Quigley maintained she would never have stopped taking dictation while things were being said in the courtroom, but that it was possible she had checked her phone during lulls in the long trial. She also denied texting Green or any other party in the courtroom.

Nagel countered that regardless of who Quigley was texting or what exactly she was doing, her cell phone use presented an issue for the defense.

“She was distracted, and there could very well be an issue of if we have an accurate record to take up on appeal,” Nagel said. “I have no confidence in this court reporting company at this point.”

McGinty denied Nagel’s motion to have the audio recordings of the trial, in addition to Quigley’s transcript, made part of the official record that will be considered by the appeals court.

Green was the next to take the stand, and he reiterated his earlier statement that while he may have used his phone to conduct research or review documents relating to the trial, he did not text anyone while the judge was on the bench.

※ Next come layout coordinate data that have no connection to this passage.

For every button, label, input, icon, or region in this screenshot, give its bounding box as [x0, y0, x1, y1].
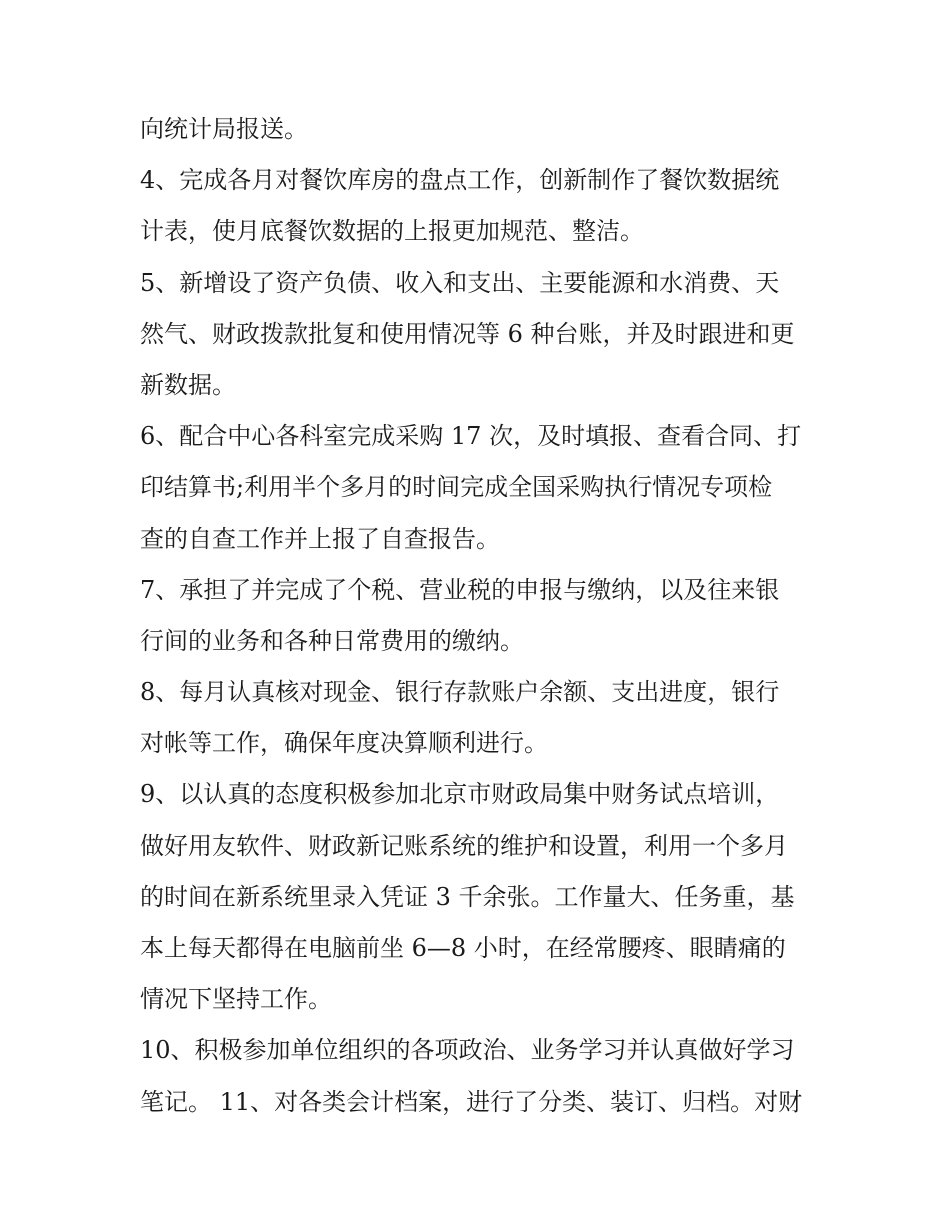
document-body [140, 104, 820, 1128]
text-line: 计表，使月底餐饮数据的上报更加规范、整洁。 [140, 217, 644, 246]
text-line: 7、承担了并完成了个税、营业税的申报与缴纳，以及往来银 [140, 575, 780, 604]
text-line: 9、以认真的态度积极参加北京市财政局集中财务试点培训， [140, 780, 780, 809]
text-line: 对帐等工作，确保年度决算顺利进行。 [140, 729, 548, 758]
text-line: 笔记。 11、对各类会计档案，进行了分类、装订、归档。对财 [140, 1087, 803, 1116]
text-line: 做好用友软件、财政新记账系统的维护和设置，利用一个多月 [140, 831, 788, 860]
text-line: 5、新增设了资产负债、收入和支出、主要能源和水消费、天 [140, 268, 780, 297]
text-line: 10、积极参加单位组织的各项政治、业务学习并认真做好学习 [140, 1036, 795, 1065]
text-line: 行间的业务和各种日常费用的缴纳。 [140, 626, 524, 655]
text-line: 新数据。 [140, 370, 236, 399]
text-line: 查的自查工作并上报了自查报告。 [140, 524, 500, 553]
text-line: 向统计局报送。 [140, 115, 308, 143]
text-line: 本上每天都得在电脑前坐 6—8 小时，在经常腰疼、眼睛痛的 [140, 934, 786, 962]
text-line: 的时间在新系统里录入凭证 3 千余张。工作量大、任务重，基 [140, 882, 795, 911]
text-line: 印结算书;利用半个多月的时间完成全国采购执行情况专项检 [140, 473, 773, 502]
text-line: 然气、财政拨款批复和使用情况等 6 种台账，并及时跟进和更 [140, 319, 795, 348]
text-line: 6、配合中心各科室完成采购 17 次，及时填报、查看合同、打 [140, 422, 802, 451]
text-line: 情况下坚持工作。 [140, 985, 332, 1014]
text-line: 8、每月认真核对现金、银行存款账户余额、支出进度，银行 [140, 678, 780, 707]
text-line: 4、完成各月对餐饮库房的盘点工作，创新制作了餐饮数据统 [140, 166, 780, 195]
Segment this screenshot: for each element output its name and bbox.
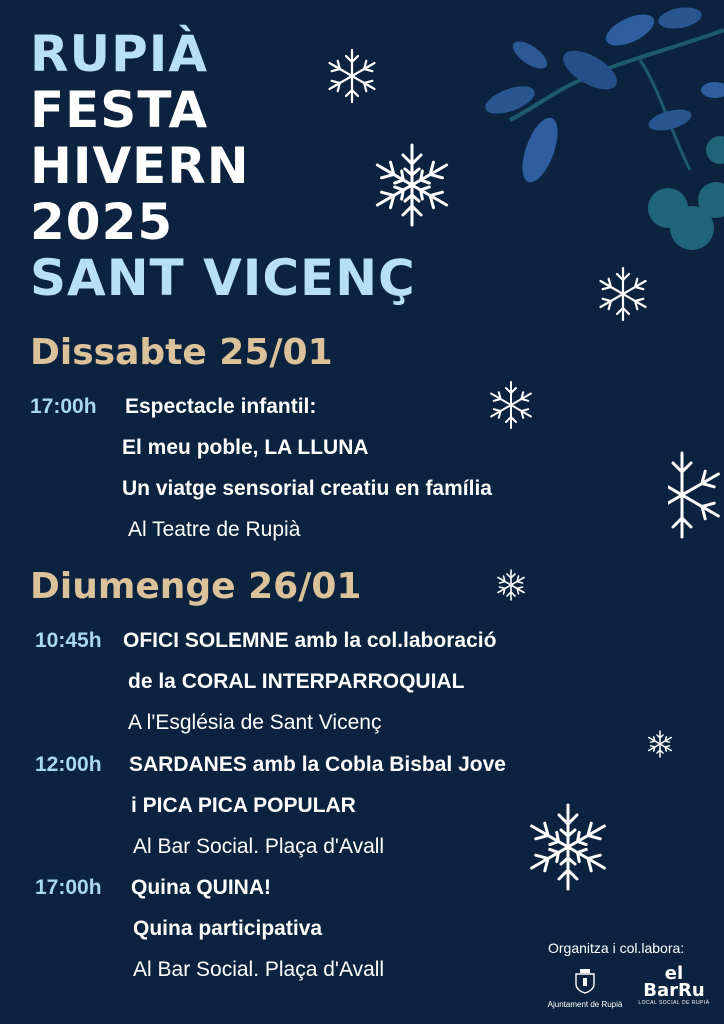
event-line: i PICA PICA POPULAR (131, 794, 356, 817)
poster-title-line-5: SANT VICENÇ (30, 249, 416, 307)
snowflake-icon (668, 448, 724, 542)
snowflake-icon (322, 46, 382, 106)
barru-logo (632, 963, 716, 1006)
event-time: 12:00h (35, 753, 102, 776)
event-location: Al Teatre de Rupià (128, 518, 301, 541)
ajuntament-logo-text: Ajuntament de Rupià (547, 1000, 623, 1009)
event-line: Quina participativa (133, 917, 323, 940)
event-line: Un viatge sensorial creatiu en família (122, 477, 492, 500)
organizers-label: Organitza i col.labora: (548, 940, 685, 956)
event-time: 17:00h (35, 876, 102, 899)
event-line: El meu poble, LA LLUNA (122, 436, 369, 459)
barru-logo-el: el (664, 963, 684, 984)
poster-title-line-1: RUPIÀ (30, 25, 209, 83)
event-line: SARDANES amb la Cobla Bisbal Jove (129, 753, 506, 776)
snowflake-icon (486, 378, 536, 432)
snowflake-icon (370, 140, 454, 230)
day-heading-saturday: Dissabte 25/01 (30, 332, 333, 373)
snowflake-icon (526, 800, 610, 894)
poster-title-line-3: HIVERN (30, 137, 250, 195)
event-location: Al Bar Social. Plaça d'Avall (133, 958, 385, 981)
event-time: 10:45h (35, 629, 102, 652)
event-line: de la CORAL INTERPARROQUIAL (128, 670, 465, 693)
event-line: OFICI SOLEMNE amb la col.laboració (123, 629, 497, 652)
event-location: Al Bar Social. Plaça d'Avall (133, 835, 385, 858)
ajuntament-logo (540, 968, 630, 1009)
poster-title-line-4: 2025 (30, 193, 174, 251)
snowflake-icon (645, 728, 675, 760)
poster-title-line-2: FESTA (30, 81, 209, 139)
barru-logo-subtitle: LOCAL SOCIAL DE RUPIÀ (638, 1000, 710, 1006)
barru-logo-name: BarRu (643, 980, 705, 1001)
event-location: A l'Església de Sant Vicenç (128, 711, 382, 734)
snowflake-icon (494, 567, 528, 603)
leafy-branch-illustration (470, 0, 724, 260)
event-line: Espectacle infantil: (125, 395, 317, 418)
event-time: 17:00h (30, 395, 97, 418)
event-line: Quina QUINA! (131, 876, 271, 899)
snowflake-icon (594, 264, 652, 324)
day-heading-sunday: Diumenge 26/01 (30, 566, 362, 607)
coat-of-arms-icon (574, 968, 596, 994)
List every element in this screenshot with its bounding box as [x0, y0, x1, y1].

“I had my cell phone at the table and I was using it for a number of different things,” Green said.

Green also said he volunteered to show a printed-out transcript of the messages he sent and received on the day in question to a mutually agreed-upon third party, but that he was unwilling to turn them over directly to Nagel.

“I do have some reservations about handing them over to you directly because some of them were of a personal nature and I don’t have confidence you wouldn’t use them against me in an inappropriate way,” Green said to Nagel during questioning.

Nagel called Lonette Woods, Stickle’s sister, to testify next about her observations regarding the apparent cell phone use during the trial.

“OMG, did you see the texting from court reporter [and] Nate to [the] judge?” Woods wrote in a portion of a message passed back and forth between her and her mother during the trial. “Is that allowed?”

Woods testified that “it appeared very obvious that these three individuals were responding to each other” but that she could not say for sure whether they might have been using their phones for something else and the timing was coincidental.

At the conclusion of the testimony, McGinty ruled there was no need for further inquiry into the case.

Nagel had also filed motions to set aside the verdicts in the trial, but the parties in the court mutually agreed to take those up at a later date.